Theresa Varela, quien preside la Fundación Misión Esperanza, compartió con LT10 cómo está viviendo las horas posteriores al debut de su país en el Mundial. La selección de Cabo Verde logró clasificarse tras un arduo proceso en las eliminatorias de la Confederación Africana de Fútbol (CAF), y este logro ha llenado de orgullo a la comunidad caboverdiana alrededor del mundo.
La hermana Theresa dejó su tierra natal hace décadas para seguir su vocación religiosa. Después de pasar diez años en Brasil, su misión la llevó a Argentina, donde se instaló en el norte de Córdoba para trabajar con comunidades vulnerables. A pesar de la distancia, su amor por el fútbol, un deporte que practicaba desde niña, sigue siendo una parte importante de su vida.
En una entrevista, Theresa recordó con cariño su infancia en Cabo Verde, donde jugaba al fútbol con los chicos de su barrio. Aunque ahora no puede montar a caballo como solía hacerlo, su pasión por el fútbol sigue intacta. "Todavía veo a los chicos jugando en la calle y me dan ganas de unirme a ellos", comentó entre risas.
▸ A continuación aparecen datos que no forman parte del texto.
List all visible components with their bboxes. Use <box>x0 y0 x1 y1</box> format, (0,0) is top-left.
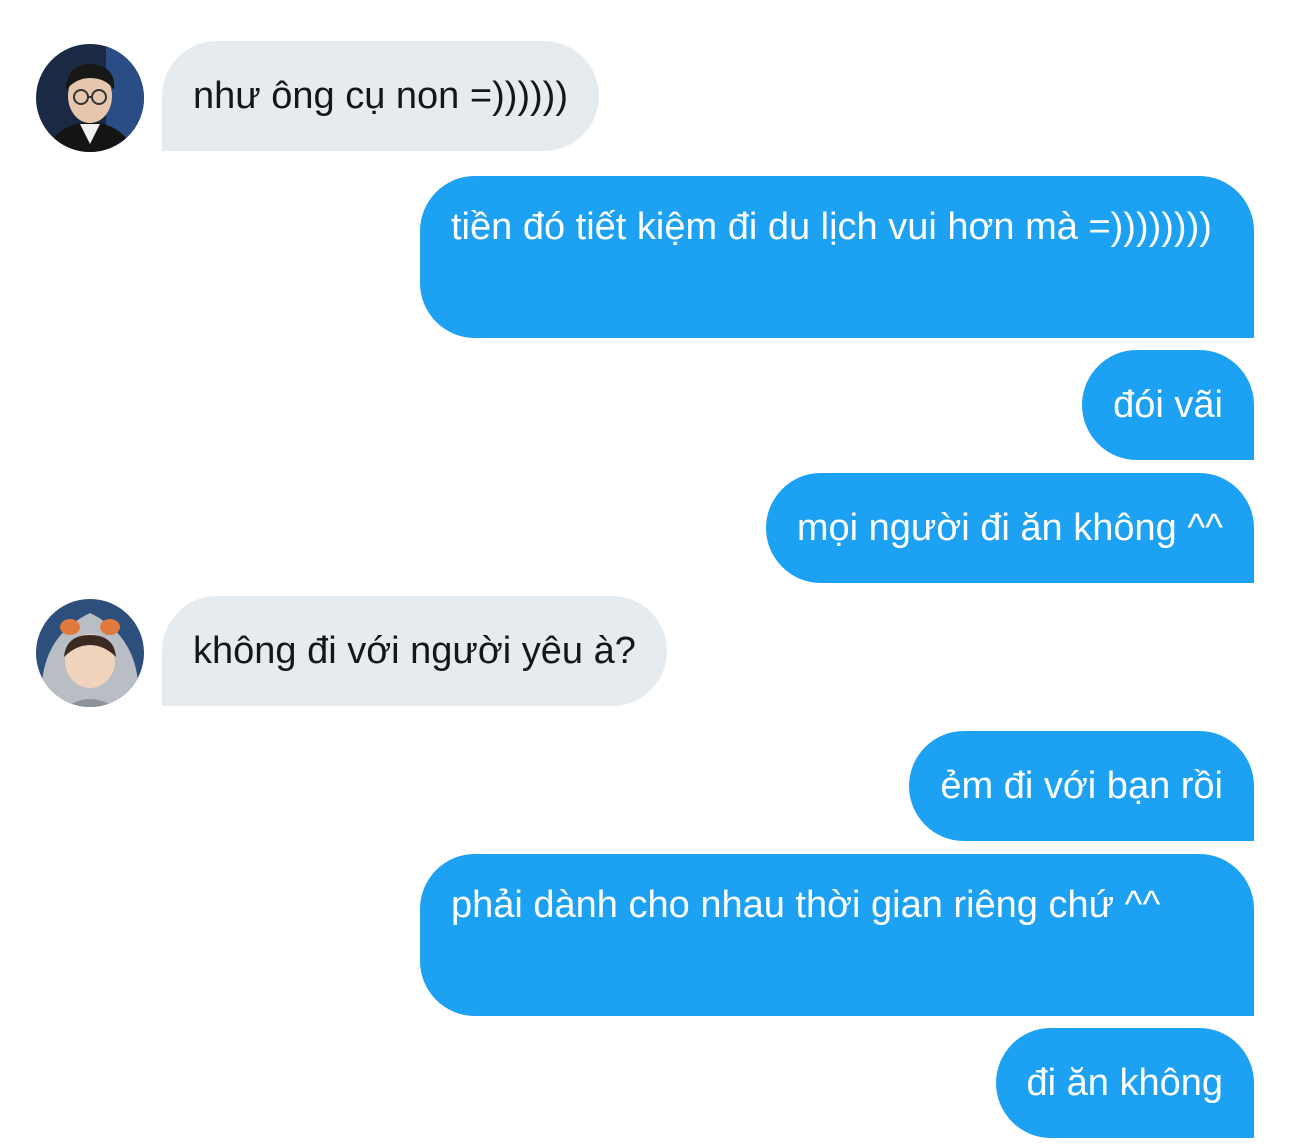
message-text: đói vãi <box>1113 384 1223 426</box>
message-text: không đi với người yêu à? <box>193 630 636 672</box>
message-text: mọi người đi ăn không ^^ <box>796 507 1223 549</box>
message-bubble-outgoing[interactable]: ẻm đi với bạn rồi <box>909 731 1254 841</box>
message-bubble-outgoing[interactable]: phải dành cho nhau thời gian riêng chứ ^… <box>420 854 1254 1016</box>
avatar-glasses[interactable] <box>36 44 144 152</box>
avatar-hood[interactable] <box>36 599 144 707</box>
message-bubble-outgoing[interactable]: đi ăn không <box>995 1028 1254 1138</box>
message-text: ẻm đi với bạn rồi <box>940 765 1223 807</box>
message-text: đi ăn không <box>1026 1062 1224 1104</box>
message-text: tiền đó tiết kiệm đi du lịch vui hơn mà … <box>451 206 1212 248</box>
profile-photo-icon <box>36 599 144 707</box>
message-bubble-incoming[interactable]: như ông cụ non =)))))) <box>162 41 599 151</box>
message-bubble-outgoing[interactable]: tiền đó tiết kiệm đi du lịch vui hơn mà … <box>420 176 1254 338</box>
profile-photo-icon <box>36 44 144 152</box>
message-bubble-outgoing[interactable]: mọi người đi ăn không ^^ <box>765 473 1254 583</box>
message-bubble-incoming[interactable]: không đi với người yêu à? <box>162 596 667 706</box>
message-text: như ông cụ non =)))))) <box>193 75 568 117</box>
message-text: phải dành cho nhau thời gian riêng chứ ^… <box>451 884 1161 926</box>
message-bubble-outgoing[interactable]: đói vãi <box>1082 350 1254 460</box>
Cuando se le preguntó sobre sus sentimientos hacia el Mundial y la posibilidad de que Cabo Verde se enfrente a Argentina, Theresa confesó que su corazón está dividido. A pesar de su amor por su país natal, el tiempo que ha pasado en Argentina ha creado un fuerte vínculo emocional con su país de residencia. "Siempre alenté por Argentina cuando vivía en Brasil", recordó, mostrando su cariño por ambas naciones.
La historia de Theresa es un ejemplo de cómo el deporte puede unir culturas y personas, incluso a miles de kilómetros de distancia. Su vida en San Marcos Sierras es una mezcla de su herencia caboverdiana y su amor por Argentina, reflejando la diversidad cultural que enriquece a la región.
En conclusión, la hermana Theresa Varela es un símbolo de la conexión entre Cabo Verde y Argentina, uniendo sus raíces africanas con su vida en las sierras cordobesas. Su historia es un recordatorio de que el fútbol es más que un deporte; es una pasión que trasciende fronteras y une corazones.